Ω NN and ΩΩ N states

The lattice QCD analysis of the HAL QCD Collaboration has recently derived $\Omega N$ and $\Omega\Omega$ interacting potentials with nearly physical quark masses ($m_\pi \simeq $ 146 MeV and $m_K \simeq $ 525 MeV). They found an attractive interaction in the $\Omega N$ $^5S_2$ channel which supports a bound state with a central binding energy of 1.54 MeV. The $\Omega \Omega$ $^1S_0$ channel shows an overall attraction with a bound state with a central binding energy of 1.6 MeV. In this paper we looked closely at the $\Omega NN$ and $\Omega\Omega N$ three-body systems making use of the latest HAL QCD Collaboration $\Omega N$ and $\Omega\Omega$ interactions.
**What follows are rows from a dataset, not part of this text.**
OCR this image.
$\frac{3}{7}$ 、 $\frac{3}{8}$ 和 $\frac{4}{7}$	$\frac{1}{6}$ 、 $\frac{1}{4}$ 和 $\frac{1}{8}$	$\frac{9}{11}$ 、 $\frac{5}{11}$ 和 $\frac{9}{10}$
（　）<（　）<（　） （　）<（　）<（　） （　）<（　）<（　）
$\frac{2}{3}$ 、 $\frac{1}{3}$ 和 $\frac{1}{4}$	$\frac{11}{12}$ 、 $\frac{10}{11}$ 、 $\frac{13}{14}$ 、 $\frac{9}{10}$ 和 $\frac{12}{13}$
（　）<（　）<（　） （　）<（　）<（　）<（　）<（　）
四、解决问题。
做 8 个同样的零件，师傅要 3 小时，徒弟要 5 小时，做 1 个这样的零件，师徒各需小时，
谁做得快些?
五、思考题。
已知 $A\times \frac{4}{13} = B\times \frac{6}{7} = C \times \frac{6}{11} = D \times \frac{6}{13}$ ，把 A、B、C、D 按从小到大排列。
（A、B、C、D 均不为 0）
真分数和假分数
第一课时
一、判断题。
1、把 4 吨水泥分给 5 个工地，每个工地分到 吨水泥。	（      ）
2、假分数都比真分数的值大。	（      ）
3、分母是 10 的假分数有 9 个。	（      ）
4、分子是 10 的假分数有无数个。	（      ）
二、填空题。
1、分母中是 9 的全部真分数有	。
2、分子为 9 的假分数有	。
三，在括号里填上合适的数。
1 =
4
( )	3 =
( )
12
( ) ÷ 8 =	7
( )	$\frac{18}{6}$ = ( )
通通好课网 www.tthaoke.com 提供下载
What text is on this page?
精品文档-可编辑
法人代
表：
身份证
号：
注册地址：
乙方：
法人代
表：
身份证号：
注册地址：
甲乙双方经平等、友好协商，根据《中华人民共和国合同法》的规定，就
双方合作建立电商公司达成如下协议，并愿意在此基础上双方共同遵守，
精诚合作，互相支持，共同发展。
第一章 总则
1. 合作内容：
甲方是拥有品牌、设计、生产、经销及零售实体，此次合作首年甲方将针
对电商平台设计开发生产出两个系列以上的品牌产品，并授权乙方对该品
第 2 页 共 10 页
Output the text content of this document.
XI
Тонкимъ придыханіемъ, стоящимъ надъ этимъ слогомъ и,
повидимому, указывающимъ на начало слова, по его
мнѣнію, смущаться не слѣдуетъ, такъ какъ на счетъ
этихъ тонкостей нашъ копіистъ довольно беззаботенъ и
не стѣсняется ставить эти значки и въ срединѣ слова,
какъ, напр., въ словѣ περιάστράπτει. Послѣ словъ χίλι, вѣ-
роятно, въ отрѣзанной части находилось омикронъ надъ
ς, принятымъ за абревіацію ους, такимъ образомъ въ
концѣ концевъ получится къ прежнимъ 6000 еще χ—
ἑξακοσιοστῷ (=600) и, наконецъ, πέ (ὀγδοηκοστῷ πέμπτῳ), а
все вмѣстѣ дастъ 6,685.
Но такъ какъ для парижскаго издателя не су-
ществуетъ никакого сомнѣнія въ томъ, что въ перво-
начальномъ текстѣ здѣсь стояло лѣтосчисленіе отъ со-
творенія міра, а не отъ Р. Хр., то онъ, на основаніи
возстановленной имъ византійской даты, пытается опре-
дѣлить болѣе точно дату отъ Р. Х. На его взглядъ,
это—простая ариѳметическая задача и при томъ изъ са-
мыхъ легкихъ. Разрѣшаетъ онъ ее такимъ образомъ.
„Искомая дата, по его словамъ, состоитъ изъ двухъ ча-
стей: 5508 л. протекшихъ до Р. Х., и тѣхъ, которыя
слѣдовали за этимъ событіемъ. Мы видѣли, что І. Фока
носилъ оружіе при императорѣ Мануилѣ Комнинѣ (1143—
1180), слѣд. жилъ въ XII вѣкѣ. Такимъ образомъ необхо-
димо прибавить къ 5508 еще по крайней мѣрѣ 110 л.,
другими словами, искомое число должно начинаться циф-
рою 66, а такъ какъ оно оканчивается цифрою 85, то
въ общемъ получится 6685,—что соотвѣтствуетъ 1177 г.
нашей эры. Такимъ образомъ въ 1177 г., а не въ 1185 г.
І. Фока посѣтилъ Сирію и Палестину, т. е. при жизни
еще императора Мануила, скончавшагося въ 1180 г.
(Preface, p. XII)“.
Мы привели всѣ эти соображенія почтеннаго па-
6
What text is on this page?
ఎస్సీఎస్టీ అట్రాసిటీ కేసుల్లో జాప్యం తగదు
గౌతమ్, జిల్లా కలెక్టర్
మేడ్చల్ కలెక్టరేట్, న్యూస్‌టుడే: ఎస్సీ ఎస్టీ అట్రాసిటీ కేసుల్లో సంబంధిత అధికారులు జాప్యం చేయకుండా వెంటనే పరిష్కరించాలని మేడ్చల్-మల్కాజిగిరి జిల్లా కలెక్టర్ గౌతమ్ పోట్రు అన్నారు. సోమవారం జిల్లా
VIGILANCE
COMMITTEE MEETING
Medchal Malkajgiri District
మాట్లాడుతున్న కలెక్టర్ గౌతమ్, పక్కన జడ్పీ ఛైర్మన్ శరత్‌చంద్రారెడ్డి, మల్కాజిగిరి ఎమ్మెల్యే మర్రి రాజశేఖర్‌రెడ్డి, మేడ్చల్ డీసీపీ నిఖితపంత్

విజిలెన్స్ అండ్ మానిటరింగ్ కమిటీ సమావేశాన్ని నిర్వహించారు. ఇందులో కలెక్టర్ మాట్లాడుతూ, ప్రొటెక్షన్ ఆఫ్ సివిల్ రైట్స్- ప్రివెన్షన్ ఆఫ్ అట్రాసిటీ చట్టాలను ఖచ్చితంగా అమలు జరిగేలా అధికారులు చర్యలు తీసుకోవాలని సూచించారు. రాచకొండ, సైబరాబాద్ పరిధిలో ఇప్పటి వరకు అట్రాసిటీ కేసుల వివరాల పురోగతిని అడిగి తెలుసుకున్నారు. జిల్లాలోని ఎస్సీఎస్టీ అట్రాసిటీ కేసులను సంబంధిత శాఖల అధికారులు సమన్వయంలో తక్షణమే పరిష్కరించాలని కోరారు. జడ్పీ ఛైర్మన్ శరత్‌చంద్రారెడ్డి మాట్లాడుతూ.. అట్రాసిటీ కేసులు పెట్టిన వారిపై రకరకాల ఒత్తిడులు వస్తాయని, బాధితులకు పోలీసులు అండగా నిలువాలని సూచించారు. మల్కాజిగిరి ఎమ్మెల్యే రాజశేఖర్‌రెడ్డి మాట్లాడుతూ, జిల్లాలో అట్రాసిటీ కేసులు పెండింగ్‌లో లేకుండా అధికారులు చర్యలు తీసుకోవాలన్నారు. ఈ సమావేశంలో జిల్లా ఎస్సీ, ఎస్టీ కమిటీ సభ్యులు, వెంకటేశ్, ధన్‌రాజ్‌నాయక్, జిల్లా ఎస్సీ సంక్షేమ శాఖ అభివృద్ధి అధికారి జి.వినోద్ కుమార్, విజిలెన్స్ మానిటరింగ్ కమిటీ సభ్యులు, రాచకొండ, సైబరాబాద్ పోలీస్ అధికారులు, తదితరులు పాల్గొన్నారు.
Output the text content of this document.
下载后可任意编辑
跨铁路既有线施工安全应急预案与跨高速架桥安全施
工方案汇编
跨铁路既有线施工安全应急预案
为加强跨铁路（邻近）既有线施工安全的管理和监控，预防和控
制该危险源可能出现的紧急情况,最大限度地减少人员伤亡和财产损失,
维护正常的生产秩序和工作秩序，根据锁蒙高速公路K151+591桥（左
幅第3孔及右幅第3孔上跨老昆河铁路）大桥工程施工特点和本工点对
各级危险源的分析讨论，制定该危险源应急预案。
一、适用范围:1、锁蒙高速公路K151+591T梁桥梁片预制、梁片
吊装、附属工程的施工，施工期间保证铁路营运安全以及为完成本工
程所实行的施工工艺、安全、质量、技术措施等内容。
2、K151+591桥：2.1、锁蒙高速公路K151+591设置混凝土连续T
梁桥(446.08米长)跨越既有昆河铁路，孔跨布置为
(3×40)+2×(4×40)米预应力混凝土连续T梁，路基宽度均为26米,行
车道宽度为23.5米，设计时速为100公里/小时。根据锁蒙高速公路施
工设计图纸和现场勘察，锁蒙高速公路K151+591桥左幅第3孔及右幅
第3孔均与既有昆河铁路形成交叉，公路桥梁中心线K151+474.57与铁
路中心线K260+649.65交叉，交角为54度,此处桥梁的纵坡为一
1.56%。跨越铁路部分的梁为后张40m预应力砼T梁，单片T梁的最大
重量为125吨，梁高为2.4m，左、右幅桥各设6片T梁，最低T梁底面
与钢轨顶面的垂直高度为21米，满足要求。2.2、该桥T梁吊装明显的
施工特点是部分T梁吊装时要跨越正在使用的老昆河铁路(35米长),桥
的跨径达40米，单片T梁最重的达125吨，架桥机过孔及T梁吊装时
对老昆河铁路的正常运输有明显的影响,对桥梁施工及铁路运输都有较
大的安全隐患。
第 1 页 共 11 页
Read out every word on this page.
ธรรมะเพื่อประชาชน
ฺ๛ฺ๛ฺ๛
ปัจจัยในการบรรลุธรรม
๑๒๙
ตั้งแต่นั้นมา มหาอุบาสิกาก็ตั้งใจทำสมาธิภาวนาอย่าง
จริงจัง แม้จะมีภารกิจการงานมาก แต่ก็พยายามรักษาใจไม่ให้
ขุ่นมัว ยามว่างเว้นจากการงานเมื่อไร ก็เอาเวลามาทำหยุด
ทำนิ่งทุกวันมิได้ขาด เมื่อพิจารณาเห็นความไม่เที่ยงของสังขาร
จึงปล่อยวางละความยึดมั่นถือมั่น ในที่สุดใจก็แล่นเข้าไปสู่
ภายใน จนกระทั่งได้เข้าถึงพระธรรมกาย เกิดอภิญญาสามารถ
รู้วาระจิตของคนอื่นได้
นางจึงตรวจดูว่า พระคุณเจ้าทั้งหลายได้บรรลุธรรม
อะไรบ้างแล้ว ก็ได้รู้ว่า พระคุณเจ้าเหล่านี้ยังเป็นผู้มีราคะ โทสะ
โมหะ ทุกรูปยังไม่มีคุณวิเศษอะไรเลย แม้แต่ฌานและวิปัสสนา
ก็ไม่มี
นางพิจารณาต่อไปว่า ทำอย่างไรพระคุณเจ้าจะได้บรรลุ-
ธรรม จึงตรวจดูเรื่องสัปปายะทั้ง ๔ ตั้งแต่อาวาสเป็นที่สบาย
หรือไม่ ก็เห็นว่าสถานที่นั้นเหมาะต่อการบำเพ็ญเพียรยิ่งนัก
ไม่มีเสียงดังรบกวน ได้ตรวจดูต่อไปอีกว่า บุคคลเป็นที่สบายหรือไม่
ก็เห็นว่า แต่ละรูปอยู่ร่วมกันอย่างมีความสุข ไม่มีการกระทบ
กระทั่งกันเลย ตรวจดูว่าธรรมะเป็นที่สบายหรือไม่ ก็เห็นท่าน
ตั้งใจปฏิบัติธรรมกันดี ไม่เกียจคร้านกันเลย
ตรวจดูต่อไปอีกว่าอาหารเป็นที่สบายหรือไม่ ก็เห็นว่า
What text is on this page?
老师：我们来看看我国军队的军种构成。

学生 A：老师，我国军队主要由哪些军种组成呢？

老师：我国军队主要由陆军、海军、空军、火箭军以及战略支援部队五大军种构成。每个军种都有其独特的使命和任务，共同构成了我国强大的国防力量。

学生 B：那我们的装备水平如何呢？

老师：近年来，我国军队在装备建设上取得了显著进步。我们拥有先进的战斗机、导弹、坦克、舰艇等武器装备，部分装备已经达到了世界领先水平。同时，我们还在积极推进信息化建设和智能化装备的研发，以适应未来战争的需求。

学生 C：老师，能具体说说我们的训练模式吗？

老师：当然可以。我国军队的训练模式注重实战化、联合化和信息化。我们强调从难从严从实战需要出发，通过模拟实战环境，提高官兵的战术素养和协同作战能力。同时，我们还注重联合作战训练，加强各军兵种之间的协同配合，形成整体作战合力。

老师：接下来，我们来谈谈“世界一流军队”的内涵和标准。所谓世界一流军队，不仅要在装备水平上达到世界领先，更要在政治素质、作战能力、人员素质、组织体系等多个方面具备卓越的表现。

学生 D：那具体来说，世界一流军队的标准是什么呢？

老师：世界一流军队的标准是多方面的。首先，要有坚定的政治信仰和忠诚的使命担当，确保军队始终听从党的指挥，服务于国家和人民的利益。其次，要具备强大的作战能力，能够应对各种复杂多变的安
Our results show that the $\Omega d$ system in the state with maximal spin $(I)J^P=(0)5/2^+$ is bound with a binding energy of about 20 MeV. The $(I)J^P=(1)3/2^+$ $\Omega nn$ state presents a resonance decaying to $\Lambda \Xi n$ and $\Sigma \Xi n$, with a separation energy of $\sim$ 1 MeV. The $(I)J^P=(1/2)1/2^+$ $\Omega \Omega N$ state also exhibits a resonance decaying to $\Lambda \Xi \Omega$ and $\Sigma \Xi \Omega$, with a separation energy of $\sim$ 4.6 MeV. We have calculated the contribution of the Coulomb potential to differentiate among the different charged states.